Novel series by Eyvind Johnson

First editions

Krilon is a trilogy of novels by the Swedish author Eyvind Johnson, Grupp Krilon ("Group Krilon", 1941), Krilons resa ("Krilon's journey", 1942), Krilon själv ("Krilon himself", 1943), published in one volume as Krilon in 1948.

Written and published during World War II, the novel is partly a realistic story set in contemporary Stockholm and partly an allegory of the events during the war that criticises nazism and fascism, as well as Sweden's neutrality during the war.

==Plot summary==
The main character is Johannes Krilon, a middle aged real estate broker in Stockholm. He has formed a conversation group with six middle class friends that regularly meet to discuss various topics. Krilon's business is eventually attacked by two real estate rivals and he struggles to keep his group united against the aggression.

==Literary style==
Eyvind Johnson stated that he with the Krilon novels wanted to "give a holistic picture of the world as I saw it myself and in the form I like best, the novel's". With this ambition Johnson combined a variety of literary styles such as allegory, realism, symbolism, satire, parody, journalism, stream of consciousness, adventure novel and espionage novel.

The Krilon novels are seen as a work in modernist literature supposed to have drawn influence from James Joyce's novel Ulysses, and also from authors such as Marcel Proust, Thomas Mann and John Dos Passos mixture of different styles and genres. The essays of Michel de Montaigne are also believed to have been significant influences on the novels.

==Allegory==
Literary scholars have interpreted the main character Johannes Krilon as representing Winston Churchill's role during World War II, and that the members of his discussion group represents European states that struggled to remain united against the aggression.

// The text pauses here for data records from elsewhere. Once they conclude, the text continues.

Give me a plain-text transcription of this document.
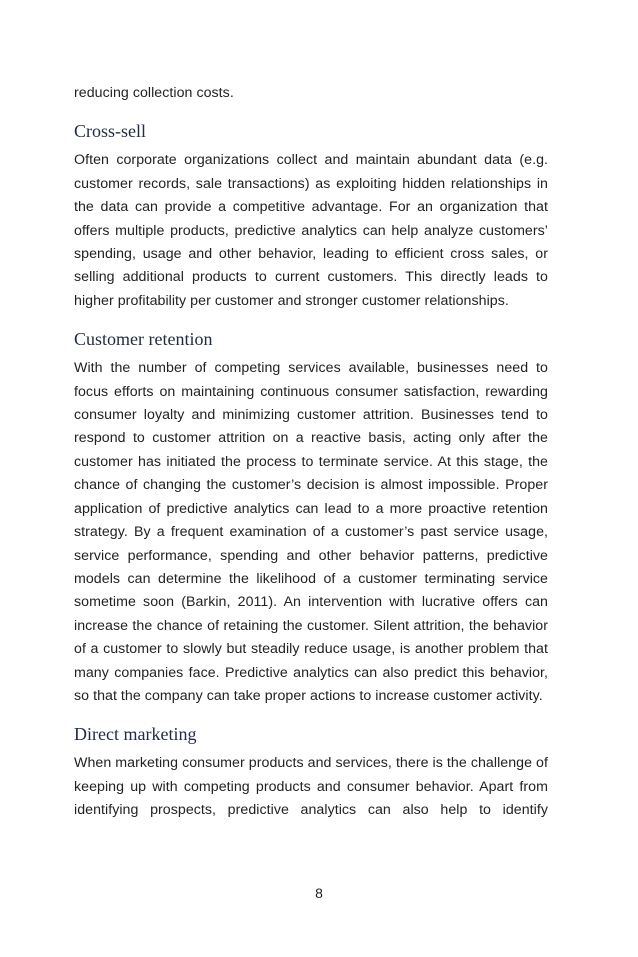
reducing collection costs.

Cross-sell

Often corporate organizations collect and maintain abundant data (e.g. customer records, sale transactions) as exploiting hidden relationships in the data can provide a competitive advantage. For an organization that offers multiple products, predictive analytics can help analyze customers’ spending, usage and other behavior, leading to efficient cross sales, or selling additional products to current customers. This directly leads to higher profitability per customer and stronger customer relationships.

Customer retention

With the number of competing services available, businesses need to focus efforts on maintaining continuous consumer satisfaction, rewarding consumer loyalty and minimizing customer attrition. Businesses tend to respond to customer attrition on a reactive basis, acting only after the customer has initiated the process to terminate service. At this stage, the chance of changing the customer’s decision is almost impossible. Proper application of predictive analytics can lead to a more proactive retention strategy. By a frequent examination of a customer’s past service usage, service performance, spending and other behavior patterns, predictive models can determine the likelihood of a customer terminating service sometime soon (Barkin, 2011). An intervention with lucrative offers can increase the chance of retaining the customer. Silent attrition, the behavior of a customer to slowly but steadily reduce usage, is another problem that many companies face. Predictive analytics can also predict this behavior, so that the company can take proper actions to increase customer activity.

Direct marketing

When marketing consumer products and services, there is the challenge of keeping up with competing products and consumer behavior. Apart from identifying prospects, predictive analytics can also help to identify

8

Krilon's rivals G.Staph (the name alluding to Gestapo) and T.Jekau (name alluding to Cheka) represents Nazi Germany and Joseph Stalin's Soviet Union, while Krilon's American friend Frank D. Lind represents Franklin D. Roosevelt.

==Critical reception==
The novel was generally praised by the leading contemporary Swedish critics. Anders Österling wrote that it was "the most original achievement in our modern prose literature". In his 1990 Eyvind Johnson biography, Örjan Lindberger hailed it as an outstanding work in Johnson's production.